So ein Interview mit den vier Darstellerinnen von "Sex and the City" kann ganz schön desillusionierend sein. Jahrelang haben wir mit den vier New Yorkerinnen der erfolgreichen HBO-Serie mitgefiebert. Sind mit Carrie Bradshaw Schuhe kaufen gegangen, haben mit Charlotte York verzweifelt versucht schwanger zu werden, sind mit Samantha Jones durch die Betten New Yorks gehüpft und haben mit Miranda Hobbes das perfekte Familienglück genossen. Beim Treffen mit den Hauptdarstellerinnen in Berlin dann der große Schock: Sarah Jessica Parker macht sich nichts aus Mode, Kim Cattrall steht nicht auf One-Night-Stands, Cynthia Nixon braucht keine Liebe für guten Sex, und Kristin Davis ist überzeugter Single.
Kristin Davis: Oh, hübsches Shirt. Das hab ich auch!
Danke! Ist das jetzt eigentlich gut oder schlecht?
Kristin Davis: Nein, sehr gut!
Also würden Sie nicht nach Hause fahren, wenn auf einer Party eine andere das gleiche Kleid trägt wie Sie?
Kristin Davis: Ach mein Gott, so was passiert. Da muss man sich dann einen Spaß draus machen und sich zusammen fotografieren lassen oder so. Aber deswegen die Party verlassen? Niemals!
Miss Parker, die wichtigste Frage zuerst: Gibt es ein Happy End zwischen Carrie und Mr. Big?
Sarah Jessica Parker: Einen Teufel würde ich tun und jetzt die wichtigste Frage des ganzen Films verraten! Seit über einem Jahr versuchen wir das geheim zu halten.

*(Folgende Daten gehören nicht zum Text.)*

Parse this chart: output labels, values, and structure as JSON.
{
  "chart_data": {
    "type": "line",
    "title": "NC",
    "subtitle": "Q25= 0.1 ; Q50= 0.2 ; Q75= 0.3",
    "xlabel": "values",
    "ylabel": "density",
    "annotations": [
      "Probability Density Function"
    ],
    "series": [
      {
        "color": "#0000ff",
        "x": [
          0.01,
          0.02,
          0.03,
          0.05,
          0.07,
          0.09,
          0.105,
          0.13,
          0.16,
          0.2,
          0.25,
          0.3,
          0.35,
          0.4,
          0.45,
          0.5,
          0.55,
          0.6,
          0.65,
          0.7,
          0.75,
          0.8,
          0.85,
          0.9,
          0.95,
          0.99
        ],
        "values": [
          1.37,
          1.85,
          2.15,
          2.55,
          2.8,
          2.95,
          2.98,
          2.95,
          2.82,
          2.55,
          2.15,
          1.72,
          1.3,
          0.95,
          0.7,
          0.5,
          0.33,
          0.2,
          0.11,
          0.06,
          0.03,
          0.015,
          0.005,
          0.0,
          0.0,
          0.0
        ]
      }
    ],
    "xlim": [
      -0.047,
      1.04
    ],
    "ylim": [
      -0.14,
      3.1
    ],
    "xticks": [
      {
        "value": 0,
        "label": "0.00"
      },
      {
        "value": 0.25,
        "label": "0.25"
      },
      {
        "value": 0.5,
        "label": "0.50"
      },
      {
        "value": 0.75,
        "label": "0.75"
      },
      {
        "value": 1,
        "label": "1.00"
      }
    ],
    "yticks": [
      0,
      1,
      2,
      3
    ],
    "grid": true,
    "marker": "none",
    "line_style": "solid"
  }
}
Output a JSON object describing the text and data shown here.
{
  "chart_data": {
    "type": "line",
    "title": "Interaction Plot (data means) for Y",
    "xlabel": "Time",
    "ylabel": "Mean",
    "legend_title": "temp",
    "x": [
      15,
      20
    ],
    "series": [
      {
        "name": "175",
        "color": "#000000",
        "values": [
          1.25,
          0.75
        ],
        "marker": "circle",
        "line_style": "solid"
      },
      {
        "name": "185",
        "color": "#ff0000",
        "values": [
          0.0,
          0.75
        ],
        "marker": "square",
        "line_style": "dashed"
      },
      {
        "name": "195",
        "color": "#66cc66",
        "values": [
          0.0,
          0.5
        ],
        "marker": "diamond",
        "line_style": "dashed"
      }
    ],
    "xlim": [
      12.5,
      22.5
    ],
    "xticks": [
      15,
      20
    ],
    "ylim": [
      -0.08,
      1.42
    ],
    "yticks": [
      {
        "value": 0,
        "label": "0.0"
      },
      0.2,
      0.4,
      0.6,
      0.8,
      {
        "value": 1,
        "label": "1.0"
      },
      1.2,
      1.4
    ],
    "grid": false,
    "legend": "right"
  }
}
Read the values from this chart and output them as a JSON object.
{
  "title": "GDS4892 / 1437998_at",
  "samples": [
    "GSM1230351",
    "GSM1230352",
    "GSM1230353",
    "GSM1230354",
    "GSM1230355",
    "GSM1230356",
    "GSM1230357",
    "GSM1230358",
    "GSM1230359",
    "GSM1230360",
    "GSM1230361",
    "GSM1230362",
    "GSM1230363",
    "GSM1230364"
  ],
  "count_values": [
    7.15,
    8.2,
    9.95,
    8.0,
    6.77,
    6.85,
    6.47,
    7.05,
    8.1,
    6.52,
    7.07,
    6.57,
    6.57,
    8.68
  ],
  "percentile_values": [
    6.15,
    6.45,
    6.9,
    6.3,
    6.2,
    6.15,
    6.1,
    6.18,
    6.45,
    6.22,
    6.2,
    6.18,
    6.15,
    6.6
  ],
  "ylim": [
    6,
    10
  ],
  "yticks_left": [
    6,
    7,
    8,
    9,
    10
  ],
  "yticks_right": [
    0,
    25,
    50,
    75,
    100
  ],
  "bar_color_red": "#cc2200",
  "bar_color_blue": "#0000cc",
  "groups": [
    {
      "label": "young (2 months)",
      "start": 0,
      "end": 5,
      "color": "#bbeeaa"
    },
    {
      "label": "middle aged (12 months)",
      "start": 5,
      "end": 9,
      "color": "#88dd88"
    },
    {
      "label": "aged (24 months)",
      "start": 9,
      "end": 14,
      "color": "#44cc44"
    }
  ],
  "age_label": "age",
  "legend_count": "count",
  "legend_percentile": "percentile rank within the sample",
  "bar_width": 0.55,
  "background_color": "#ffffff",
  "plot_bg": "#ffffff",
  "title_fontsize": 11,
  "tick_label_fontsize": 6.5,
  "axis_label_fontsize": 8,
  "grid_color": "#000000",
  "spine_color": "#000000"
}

Okay, reden wir über Mode...
Kristin Davis: Ach, wissen Sie, wenn man Zeitschriften durchblättert, hat man den Eindruck, dass alle Schauspieler den ganzen Tag nur shoppen. Das ist nicht so. Wir haben gar keine Zeit dazu. Und wenn, dann tun wir Mädels das in erster Linie, um zusammen zu sein. So wie Männer Fußball gucken und zusammen Bier trinken, gehen wir Schuhe kaufen.
Sarah Jessica Parker: Ganz ehrlich, ich bin nicht heiß aufs Shoppen. Ich weiß, das hören Frauen nicht gerne. Aber ich habe einen kleinen Sohn, den ich morgens schnell zur Schule bringen muss. Und New York ist immer verregnet. Da trage ich praktische Sachen. Aber natürlich ist es schön, sich auch mal aufzubrezeln wie heute.
Was tragen Sie denn heute?
Sarah Jessica Parker: Dieses Kleid ist Vintage, secondhand. Kein Label...
Oh mein Gott, diese Schuhe! Wie können Sie damit laufen?
(Sarah Jessica Parker trägt schwarze Lack-Stilettos mit mörderisch hohen 12-Zentimeter-Pfennigabsätzen von Yves Saint Laurent)
Sarah Jessica Parker: Wollen Sie mich verarschen? Das sind doch FlipFlops! (lacht)
Miss Davis, Sie tragen flache Schuhe. Dürfen Sie das überhaupt, wenn Sie in "Sex and the City"-Mission unterwegs sind?
Kristin Davis: Michael Patrick King (der Regisseur des Kinofilms) hat mir dafür gerade auf dem Flur den Hintern versohlt!
Heißt das, Sie müssen High Heels tragen?
Kristin Davis: Ein gewisser Druck ist schon da. Wir bekommen einen Batzen Geld dafür, dass wir das tun. Das haben wir uns auch immer und immer wieder gesagt, wenn wir morgens um fünf Uhr im kalten New York mit zehn Zentimeter hohen Absätzen übers Kopfsteinpflaster gelaufen sind: Dafür werden wir bezahlt! Aber ich will nicht jammern. Es gibt natürlich weitaus härtere Jobs, als mit High Heels durch die Gegend zu laufen.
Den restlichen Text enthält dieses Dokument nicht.